Summary of Key Literature and Guidelines
The management of femoral head fractures has evolved significantly over the past few decades, heavily influenced by seminal anatomical and clinical studies.

The foundational work by Pipkin in 1957 established the classification system that remains universally utilized today. His correlation between the fracture location relative to the fovea capitis and the ultimate functional outcome set the stage for modern surgical indications. Epstein's subsequent large-scale reviews of posterior fracture-dislocations reinforced the critical nature of emergent reduction, demonstrating an exponential increase in avascular necrosis rates when reductions were delayed beyond 6 hours.

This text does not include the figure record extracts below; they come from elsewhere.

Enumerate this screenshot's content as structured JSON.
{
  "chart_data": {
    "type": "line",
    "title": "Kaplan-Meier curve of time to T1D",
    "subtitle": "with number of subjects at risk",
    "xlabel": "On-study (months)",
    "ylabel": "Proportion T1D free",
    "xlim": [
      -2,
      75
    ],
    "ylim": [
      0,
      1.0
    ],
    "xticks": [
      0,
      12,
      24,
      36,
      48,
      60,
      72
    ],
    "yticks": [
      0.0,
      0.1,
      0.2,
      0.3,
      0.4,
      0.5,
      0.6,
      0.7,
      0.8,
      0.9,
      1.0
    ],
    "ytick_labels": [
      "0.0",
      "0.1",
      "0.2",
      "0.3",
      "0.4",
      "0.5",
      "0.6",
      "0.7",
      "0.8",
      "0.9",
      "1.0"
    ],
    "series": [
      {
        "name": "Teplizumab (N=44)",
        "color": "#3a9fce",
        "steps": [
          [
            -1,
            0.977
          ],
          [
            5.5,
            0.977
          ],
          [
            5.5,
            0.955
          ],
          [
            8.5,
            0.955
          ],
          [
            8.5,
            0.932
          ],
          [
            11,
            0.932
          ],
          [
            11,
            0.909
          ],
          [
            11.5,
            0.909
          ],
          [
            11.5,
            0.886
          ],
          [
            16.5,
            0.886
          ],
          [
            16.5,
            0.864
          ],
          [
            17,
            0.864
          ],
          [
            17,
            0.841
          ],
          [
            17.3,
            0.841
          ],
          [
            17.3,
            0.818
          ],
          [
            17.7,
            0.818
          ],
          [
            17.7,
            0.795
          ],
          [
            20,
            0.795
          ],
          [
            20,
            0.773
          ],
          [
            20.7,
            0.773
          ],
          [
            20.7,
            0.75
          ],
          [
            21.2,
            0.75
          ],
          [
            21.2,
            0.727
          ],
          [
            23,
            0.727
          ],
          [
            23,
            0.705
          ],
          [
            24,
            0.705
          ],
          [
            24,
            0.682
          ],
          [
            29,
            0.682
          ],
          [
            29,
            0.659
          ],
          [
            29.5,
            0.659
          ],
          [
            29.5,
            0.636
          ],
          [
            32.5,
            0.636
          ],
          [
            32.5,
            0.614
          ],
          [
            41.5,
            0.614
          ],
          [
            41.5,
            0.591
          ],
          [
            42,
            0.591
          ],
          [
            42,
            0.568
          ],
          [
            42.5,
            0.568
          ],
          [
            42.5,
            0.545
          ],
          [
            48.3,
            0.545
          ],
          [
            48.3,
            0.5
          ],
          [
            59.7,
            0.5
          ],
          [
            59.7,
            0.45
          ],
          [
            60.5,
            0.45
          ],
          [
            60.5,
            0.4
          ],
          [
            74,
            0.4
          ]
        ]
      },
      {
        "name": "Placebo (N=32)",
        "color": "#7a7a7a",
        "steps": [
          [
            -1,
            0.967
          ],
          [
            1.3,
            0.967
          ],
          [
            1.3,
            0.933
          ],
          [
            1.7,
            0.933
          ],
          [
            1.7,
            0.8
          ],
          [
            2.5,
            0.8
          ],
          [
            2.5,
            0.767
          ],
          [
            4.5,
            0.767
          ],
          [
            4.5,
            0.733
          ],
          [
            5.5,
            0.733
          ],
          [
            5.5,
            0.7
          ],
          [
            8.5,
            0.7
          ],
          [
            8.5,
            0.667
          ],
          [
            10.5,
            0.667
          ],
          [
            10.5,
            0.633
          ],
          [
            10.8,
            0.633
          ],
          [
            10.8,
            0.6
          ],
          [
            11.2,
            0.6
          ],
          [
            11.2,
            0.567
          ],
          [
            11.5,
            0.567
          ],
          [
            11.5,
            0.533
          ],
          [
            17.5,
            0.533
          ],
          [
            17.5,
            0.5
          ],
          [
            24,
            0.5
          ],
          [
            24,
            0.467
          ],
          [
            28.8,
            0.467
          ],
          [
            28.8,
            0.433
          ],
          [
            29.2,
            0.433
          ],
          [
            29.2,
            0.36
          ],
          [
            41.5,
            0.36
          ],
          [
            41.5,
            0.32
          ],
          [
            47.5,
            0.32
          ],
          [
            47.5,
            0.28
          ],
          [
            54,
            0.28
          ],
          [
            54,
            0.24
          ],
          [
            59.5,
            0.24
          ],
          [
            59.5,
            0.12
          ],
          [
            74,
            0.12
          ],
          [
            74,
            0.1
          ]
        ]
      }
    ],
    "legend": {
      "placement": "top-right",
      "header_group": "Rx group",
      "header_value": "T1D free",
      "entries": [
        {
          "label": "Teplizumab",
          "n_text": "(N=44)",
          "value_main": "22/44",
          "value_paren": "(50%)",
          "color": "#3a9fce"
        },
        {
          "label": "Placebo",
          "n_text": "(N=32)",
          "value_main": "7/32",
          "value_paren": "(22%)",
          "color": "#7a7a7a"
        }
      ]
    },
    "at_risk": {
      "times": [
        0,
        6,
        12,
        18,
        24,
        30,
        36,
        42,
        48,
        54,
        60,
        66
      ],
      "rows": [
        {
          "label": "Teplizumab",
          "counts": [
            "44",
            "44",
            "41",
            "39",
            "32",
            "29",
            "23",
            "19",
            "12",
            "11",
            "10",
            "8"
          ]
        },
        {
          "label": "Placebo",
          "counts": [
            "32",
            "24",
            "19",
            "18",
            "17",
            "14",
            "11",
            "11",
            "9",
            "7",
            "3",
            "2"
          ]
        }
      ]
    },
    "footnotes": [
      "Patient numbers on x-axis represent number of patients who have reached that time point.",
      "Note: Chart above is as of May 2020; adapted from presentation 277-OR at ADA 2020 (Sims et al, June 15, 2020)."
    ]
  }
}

More recently, the anatomical studies by Gautier and Ganz detailing the precise extraosseous and intraosseous course of the medial femoral circumflex artery revolutionized the surgical approach to the hip. Their development of the surgical dislocation via a trochanteric flip osteotomy provided a safe, extensile method to address complex Pipkin fractures without compromising the residual vascularity. Current literature strongly supports the anterior Smith-Petersen approach for isolated, anteriorly displaced Pipkin I and II fractures, while the Ganz surgical dislocation is increasingly preferred for complex, comminuted, or posteriorly oriented fractures, offering superior visualization and lower rates of iatrogenic AVN compared to traditional posterior approaches.